The WithResource syntax provides a convenient wrapper around DoFnWithResource that allows reuse of some resource class, for example an API client, according to the specified ResourceType behavior for variants of map, filter, flatMap, and collect:

import com.spotify.scio.values.SCollection
import com.spotify.scio.transforms._
import com.spotify.scio.transforms.DoFnWithResource.ResourceType

class Client(val name: String)
class ClientNotThreadSafe() {
  private var state: Int = 0
  def name(): String = {
    val out = s"c$state"
    state = state + 1
    out
  }
}

val elements: SCollection[String] = ???

elements.mapWithResource(new Client("c1"), ResourceType.PER_CLASS) { 
  case (client, s) => s + client.name
}
elements.filterWithResource(new Client("c2"), ResourceType.PER_INSTANCE) { 
  case (client, s) => s.nonEmpty
}
elements.collectWithResource(new Client("c3"), ResourceType.PER_INSTANCE) {
  case (client, s) if s.nonEmpty => s + client.name
}
elements.flatMapWithResource(new ClientNotThreadSafe(), ResourceType.PER_CLONE) {
  case (client, s) => s + client.name()
}

Custom Parallelism

By default, a worker on dataflow batch pipeline will have a number of threads equal to the number of vCPUs. In dataflow streaming, the default number of threads is 300.

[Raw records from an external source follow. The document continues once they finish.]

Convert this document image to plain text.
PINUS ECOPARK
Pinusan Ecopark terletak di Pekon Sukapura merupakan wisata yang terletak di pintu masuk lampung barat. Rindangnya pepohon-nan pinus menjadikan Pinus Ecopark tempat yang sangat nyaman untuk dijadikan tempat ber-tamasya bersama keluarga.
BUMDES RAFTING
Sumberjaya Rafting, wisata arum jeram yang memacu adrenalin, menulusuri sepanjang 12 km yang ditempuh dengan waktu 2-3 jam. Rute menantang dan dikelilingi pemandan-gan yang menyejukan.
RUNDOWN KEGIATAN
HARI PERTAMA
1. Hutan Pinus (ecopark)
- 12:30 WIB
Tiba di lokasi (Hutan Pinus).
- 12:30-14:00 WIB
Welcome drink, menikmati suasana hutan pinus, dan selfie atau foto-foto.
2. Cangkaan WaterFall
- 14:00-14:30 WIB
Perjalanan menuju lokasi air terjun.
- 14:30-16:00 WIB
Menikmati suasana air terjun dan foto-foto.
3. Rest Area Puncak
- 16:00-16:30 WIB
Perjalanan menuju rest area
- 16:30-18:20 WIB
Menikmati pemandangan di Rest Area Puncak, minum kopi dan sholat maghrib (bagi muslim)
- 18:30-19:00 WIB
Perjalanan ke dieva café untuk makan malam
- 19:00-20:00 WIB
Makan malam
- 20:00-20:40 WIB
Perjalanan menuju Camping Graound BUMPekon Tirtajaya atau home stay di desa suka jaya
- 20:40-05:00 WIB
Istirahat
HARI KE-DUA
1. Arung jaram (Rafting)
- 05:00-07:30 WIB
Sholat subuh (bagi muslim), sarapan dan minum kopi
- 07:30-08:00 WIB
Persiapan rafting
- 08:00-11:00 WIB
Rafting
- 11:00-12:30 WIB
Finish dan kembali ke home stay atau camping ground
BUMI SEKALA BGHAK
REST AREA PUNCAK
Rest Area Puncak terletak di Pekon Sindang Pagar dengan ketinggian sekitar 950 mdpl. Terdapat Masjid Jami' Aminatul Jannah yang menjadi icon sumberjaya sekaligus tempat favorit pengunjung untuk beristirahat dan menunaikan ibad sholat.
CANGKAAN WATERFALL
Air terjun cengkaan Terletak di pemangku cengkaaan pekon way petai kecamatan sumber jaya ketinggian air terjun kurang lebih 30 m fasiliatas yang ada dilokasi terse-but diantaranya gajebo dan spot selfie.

To limit the number of concurrent items being processed a worker, CustomParallelism syntax allows setting a parallelism argument on variants of map, filter, flatMap, and collect:

import com.spotify.scio.values.SCollection
import com.spotify.scio.transforms._

val elements: SCollection[String] = ???
elements.mapWithParallelism(5) { s => s + "_append" }
elements.filterWithParallelism(5) { s => s.nonEmpty }
elements.flatMapWithParallelism(5) { s => s.split(",") }
elements.collectWithParallelism(5) { case s if s.nonEmpty => s + "_append" }

FileDownload

The FileDownload syntax provides support for downloading arbitrary URIs to a local file, then handling the results:

import com.spotify.scio.values.SCollection
import com.spotify.scio.transforms._
import scala.jdk.CollectionConverters._
import java.net.URI
import java.nio.file.Files
import java.nio.charset.StandardCharsets
  
val uris: SCollection[URI] = ???
val fileContents: SCollection[String] = uris.mapFile { path =>
  new String(Files.readAllBytes(path), StandardCharsets.UTF_8) 
}
val lines: SCollection[String] = uris.flatMapFile { path => 
  Files.readAllLines(path).asScala
}

Safe flatMap

The Safe syntax provides a safeFlatMap function that captures any exceptions thrown by the body of the transform and partitions its output into an SCollection of successfully-output elements and an SCollection of the exception-throwing input elements and the Throwable they produced.

import com.spotify.scio.values.SCollection
import com.spotify.scio.transforms._

val elements: SCollection[String] = ???
val (ok: SCollection[Int], bad: SCollection[(String, Throwable)]) = elements
  .safeFlatMap { in =>
    in.split(",").map { s => s.toInt }
  }

Pipe

The Pipe syntax provides a method to pass elements of an SCollection[String] to a specified command-line program. Additional arguments allow configuration of the working directory, application environment, and setup & teardown commands.

import com.spotify.scio.values.SCollection
import com.spotify.scio.transforms._

val elements: SCollection[String] = ???
val upperElements: SCollection[String] = elements.pipe("tr [:lower:] [:upper:]")